She’s since directed each of her music videos, from “Girls Like Girls” to the recent “Curious.” Along the way, she’s developed an easygoing L.A.-fueled aesthetic of muted bright colors and hazy romance. She’s often inspired by her favorite movie, The Place Beyond the Pines. “I love how dynamic it is and how dreamy is, but it’s kind of scary? Slightly? It’s got that suspense, but it’s also romantic,” Kiyoko says.
Her directorial eye is at its best when capturing small, meaningful moments, like in the “Curious” video, when Kiyoko passes by a girl who’s been stringing her along, the sentiment coming off as both teasing and sad. “How many times have I walked by someone and they go to grab my hand while they’re standing next to someone else?” Kiyoko says. “But then they’re saying they don’t want to be with me. I’m like, really? Can you not be rude?”
Though the media headlines often center around her sexuality, Kiyoko is cognizant about that tension queer musicians face between being an advocate and getting pigeonholed into a narrative that’s just about being gay and not as much about her work.
“Going into this industry, I didn’t want labels.
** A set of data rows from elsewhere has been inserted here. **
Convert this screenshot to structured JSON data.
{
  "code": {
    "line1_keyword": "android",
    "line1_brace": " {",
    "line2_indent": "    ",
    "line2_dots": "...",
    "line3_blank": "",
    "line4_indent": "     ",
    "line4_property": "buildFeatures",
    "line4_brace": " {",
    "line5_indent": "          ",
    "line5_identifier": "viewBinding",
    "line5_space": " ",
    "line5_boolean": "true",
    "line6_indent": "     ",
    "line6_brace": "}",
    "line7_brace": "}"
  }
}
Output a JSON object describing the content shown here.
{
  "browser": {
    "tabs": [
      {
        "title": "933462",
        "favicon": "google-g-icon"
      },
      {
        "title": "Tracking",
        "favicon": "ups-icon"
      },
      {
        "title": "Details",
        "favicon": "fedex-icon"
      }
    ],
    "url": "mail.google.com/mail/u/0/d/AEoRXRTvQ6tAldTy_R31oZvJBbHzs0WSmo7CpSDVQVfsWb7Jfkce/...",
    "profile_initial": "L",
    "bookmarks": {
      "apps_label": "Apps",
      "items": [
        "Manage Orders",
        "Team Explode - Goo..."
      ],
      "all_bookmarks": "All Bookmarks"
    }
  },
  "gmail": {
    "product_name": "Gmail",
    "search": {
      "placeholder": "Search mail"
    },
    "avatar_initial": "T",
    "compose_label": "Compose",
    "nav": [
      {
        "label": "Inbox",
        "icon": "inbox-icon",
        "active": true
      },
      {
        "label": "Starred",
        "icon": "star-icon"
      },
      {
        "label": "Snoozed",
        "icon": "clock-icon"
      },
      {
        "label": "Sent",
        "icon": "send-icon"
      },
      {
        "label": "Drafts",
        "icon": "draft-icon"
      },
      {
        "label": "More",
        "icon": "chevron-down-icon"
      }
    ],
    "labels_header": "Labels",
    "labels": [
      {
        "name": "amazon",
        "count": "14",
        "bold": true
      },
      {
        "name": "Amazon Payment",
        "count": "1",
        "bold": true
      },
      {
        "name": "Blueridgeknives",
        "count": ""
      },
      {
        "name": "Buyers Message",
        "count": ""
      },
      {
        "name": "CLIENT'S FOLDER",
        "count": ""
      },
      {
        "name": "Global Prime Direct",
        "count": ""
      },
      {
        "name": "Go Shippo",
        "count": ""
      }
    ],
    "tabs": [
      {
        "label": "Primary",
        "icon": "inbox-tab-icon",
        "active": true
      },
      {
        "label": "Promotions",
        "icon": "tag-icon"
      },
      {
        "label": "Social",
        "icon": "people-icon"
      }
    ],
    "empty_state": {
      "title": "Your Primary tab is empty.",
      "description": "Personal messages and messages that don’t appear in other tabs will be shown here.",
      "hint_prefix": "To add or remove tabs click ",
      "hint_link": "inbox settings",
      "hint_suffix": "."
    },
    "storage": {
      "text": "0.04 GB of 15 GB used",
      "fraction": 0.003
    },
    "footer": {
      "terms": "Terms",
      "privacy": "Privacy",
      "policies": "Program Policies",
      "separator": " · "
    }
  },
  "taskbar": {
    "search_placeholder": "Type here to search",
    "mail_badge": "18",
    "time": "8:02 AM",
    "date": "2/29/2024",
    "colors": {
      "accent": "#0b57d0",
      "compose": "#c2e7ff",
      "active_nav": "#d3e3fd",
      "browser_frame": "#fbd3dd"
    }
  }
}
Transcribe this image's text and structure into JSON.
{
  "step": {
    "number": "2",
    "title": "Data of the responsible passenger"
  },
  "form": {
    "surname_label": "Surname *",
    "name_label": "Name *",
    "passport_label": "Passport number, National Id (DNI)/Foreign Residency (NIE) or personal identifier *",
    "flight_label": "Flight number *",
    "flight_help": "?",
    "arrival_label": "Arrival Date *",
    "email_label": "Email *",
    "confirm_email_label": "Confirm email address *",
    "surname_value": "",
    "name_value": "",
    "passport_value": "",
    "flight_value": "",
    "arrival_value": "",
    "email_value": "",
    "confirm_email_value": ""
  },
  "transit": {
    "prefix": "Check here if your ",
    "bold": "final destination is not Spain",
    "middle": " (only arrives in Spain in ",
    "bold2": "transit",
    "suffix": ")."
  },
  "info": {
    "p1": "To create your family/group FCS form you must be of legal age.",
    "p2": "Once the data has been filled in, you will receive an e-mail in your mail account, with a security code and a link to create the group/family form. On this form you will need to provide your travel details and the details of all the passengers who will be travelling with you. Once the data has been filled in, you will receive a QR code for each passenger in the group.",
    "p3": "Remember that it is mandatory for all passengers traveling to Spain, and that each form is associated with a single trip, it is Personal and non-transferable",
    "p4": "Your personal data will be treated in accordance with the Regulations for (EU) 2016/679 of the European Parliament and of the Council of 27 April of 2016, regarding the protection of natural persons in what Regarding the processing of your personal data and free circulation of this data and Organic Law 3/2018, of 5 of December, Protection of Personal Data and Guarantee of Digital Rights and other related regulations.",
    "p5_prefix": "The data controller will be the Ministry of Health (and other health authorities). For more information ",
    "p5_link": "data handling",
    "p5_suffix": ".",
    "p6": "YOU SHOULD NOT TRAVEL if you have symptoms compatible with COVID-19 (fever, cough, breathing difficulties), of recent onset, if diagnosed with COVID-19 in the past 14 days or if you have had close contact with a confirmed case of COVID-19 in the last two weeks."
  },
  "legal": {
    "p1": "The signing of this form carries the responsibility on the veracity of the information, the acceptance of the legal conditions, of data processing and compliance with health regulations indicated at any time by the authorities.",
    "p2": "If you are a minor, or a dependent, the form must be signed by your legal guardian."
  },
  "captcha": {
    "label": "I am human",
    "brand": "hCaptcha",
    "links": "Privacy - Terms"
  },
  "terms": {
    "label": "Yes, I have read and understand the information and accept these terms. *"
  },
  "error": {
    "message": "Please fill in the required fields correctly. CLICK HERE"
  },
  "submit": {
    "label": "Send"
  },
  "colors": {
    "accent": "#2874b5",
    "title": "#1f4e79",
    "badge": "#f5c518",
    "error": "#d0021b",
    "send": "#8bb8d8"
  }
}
I didn’t want some of the headlines that I get,” she says. “Then there was a turning point because I was like, damn, I can’t be neutral because there is no one stepping up and leading the pack and being that person. There’s no one who is being extremely bold with this and helping change these labels. I was like, I have to be that person because I’m in a position that I can do that.”
Ultimately, though, she envisions a future where her music video drops won’t be qualified by the fact that they have gay love scenes. “I think that’s everyone’s goal, no matter who you are, we all just want to be us. But it takes time in the world we live in,” Kiyoko says. “You have to do what you have to do to open up that stereotype and just keep saying, ‘This is what it can also be. This is what it can also be.’”
Kiyoko adds,”Hopefully by my second album, we’re gonna be having a totally different conversation.”
Kiyoko’s debut album Expectations is out Friday, March 30.